Il Giudice mi guardò con occhi irritati.
“Io non so niente. L’unica cosa che so è che voi abusate dei miei pascoli.”
“Ma, dottore...”
Il Giudice si alzò in piedi.
“Niente, non voglio sapere niente! Vattene via di qui, cholo di merda!”
Me ne andai coi tizzoni nel cuore e partii per la provincia. Quello stesso giorno presentai il mio reclamo alla Sottoprefettura. Non mi diedero retta. “L’Autorità,” disse don Arquímedes Valerio, “non può risolvere problemi privati. Questa disputa è privata. Io non posso farci niente.”
Tornai a Huarautambo e mi si fermò il cuore: i capoccia avevano catturato anche gli altri cavalli che mi rimanevano. Alazán, Castaña, Canela, Rosada e la mia giumenta Huicharamay26 (si chiamava cosí perché piangeva quando si allontanava dagli altri animali), soffrivano nel chiuso. I capoccia non rilasciavano mai gli animali senza prima aver incassato i “danni”: cento soles al capo. Finché non si pagava la multa gli animali restavano senza bere né mangiare. In quel modo ne sono morti a dozzine!
Mi affidai al servo Palacín.
“Perché mi vuoi sfruttare, don Máximo? Cosa posso fare? Io sono un poveraccio.”
“Tu vuoi fare troppo il furbo, Chacón. Il dottore vuole darti una lezione.”
“Come farò a mettere insieme seicento soles?”
“Dato che sei tu, sono ottocento, Héctor.”
Io avevo soltanto dieci soles: comprai una bottiglia di acquavite e mi umiliai.
“Fa’ qualcosa per me, don Máximo.”
“Tu sei molto superbo, Chacón.”
“Serviti e perdonami, signor Palacín!”
“Non posso perdonarti. C’è ordine severo di stringere i freni.”
Supplicai e supplicai, mentre Palacín finiva di vuotare la mia bottiglia.
“Io non ho ottocento soles. Mai avuti in vita mia. E non li avrò mai.”
“Potrei accettare in cambio un cavallo.”
Cosa potevo fare? Invece di perderne sei, ne avrei salvati cinque.
“Quale cavallo vuoi?”
“Voglio quel baio,” e indicò Lunanco.
“Quello no, signor Palacín. A quello ormai gli voglio troppo bene. Non posso dartelo.”

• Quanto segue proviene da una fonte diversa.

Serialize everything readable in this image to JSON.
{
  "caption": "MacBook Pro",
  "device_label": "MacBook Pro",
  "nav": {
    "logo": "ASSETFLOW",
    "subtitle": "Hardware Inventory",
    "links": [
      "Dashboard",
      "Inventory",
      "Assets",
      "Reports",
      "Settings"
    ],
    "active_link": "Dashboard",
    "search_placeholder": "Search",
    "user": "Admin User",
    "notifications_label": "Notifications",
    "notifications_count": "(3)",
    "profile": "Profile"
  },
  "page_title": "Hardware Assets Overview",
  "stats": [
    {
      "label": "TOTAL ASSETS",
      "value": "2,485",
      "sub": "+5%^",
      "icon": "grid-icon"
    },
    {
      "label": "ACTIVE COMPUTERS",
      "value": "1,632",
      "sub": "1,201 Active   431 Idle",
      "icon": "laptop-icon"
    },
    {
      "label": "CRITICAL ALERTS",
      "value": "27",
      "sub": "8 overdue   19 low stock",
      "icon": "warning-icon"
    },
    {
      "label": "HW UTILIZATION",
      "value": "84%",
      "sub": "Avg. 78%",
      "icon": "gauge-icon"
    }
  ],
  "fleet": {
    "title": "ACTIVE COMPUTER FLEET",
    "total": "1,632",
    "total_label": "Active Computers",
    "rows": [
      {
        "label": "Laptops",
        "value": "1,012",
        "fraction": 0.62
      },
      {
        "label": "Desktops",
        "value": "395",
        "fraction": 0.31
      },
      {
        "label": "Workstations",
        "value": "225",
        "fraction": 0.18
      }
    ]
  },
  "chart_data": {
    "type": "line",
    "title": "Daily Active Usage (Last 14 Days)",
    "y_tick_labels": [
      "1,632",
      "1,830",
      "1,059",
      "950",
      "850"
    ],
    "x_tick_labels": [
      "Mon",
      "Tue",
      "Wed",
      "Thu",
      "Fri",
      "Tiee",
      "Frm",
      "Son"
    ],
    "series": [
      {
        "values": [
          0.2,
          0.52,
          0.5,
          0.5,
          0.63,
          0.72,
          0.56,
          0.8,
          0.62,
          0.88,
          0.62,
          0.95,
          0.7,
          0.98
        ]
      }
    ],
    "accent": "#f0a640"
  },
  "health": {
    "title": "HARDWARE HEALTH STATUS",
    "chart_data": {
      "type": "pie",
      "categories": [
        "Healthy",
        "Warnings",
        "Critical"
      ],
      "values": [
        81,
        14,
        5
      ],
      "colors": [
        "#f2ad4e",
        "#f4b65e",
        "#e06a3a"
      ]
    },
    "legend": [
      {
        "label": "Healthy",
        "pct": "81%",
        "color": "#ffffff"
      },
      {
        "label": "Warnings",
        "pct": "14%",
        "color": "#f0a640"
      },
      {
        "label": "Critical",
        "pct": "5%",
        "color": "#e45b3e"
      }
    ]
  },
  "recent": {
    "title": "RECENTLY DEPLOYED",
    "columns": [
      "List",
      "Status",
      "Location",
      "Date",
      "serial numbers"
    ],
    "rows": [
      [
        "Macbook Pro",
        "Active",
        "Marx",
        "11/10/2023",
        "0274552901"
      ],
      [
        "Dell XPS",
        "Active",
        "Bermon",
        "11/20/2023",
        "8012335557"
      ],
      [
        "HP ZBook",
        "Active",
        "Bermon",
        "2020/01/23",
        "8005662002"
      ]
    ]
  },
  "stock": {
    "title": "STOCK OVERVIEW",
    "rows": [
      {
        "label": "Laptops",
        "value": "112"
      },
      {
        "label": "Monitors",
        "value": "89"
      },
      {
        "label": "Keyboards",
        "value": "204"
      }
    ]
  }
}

Niente da fare: non riuscii a salvare Lunanco.
La Corte Superiore ratificò la sentenza del Giudice. Don Migdonio decise di fare un viaggio in provincia allo scopo di dimostrare la sua riconoscenza per “le gentilezze usate verso il sottoscritto.” Quando il dottor Montenegro venne a sapere per bocca di uno dei contadini de El Estribo che don Migdonio, unico maschio in grado di mettere incinte sette donne nello stesso giorno, stava movendosi verso Yanahuanca, prima di tutto ordinò che doña Pepita disponesse un’ecatombe di maiali, capretti e galline. Fatta eccezione per il senatore, uno scribacchino fortunato, nessun personaggio di tale importanza aveva mai nobilitato la provincia con la sua visita. Le mogli dei possidenti fecero man bassa di tutte le pomate che stavano inacidendo negli empori. Chi sarebbe stato invitato? Mentre il dottor Montenegro, piú assorto che mai nelle sue solitarie passeggiate, s’immergeva nella gravezza dei suoi pensieri, i notabili stavano sulle spine. Ma per una volta tanto furono soddisfatti: invitò tutti i concittadini presentabili.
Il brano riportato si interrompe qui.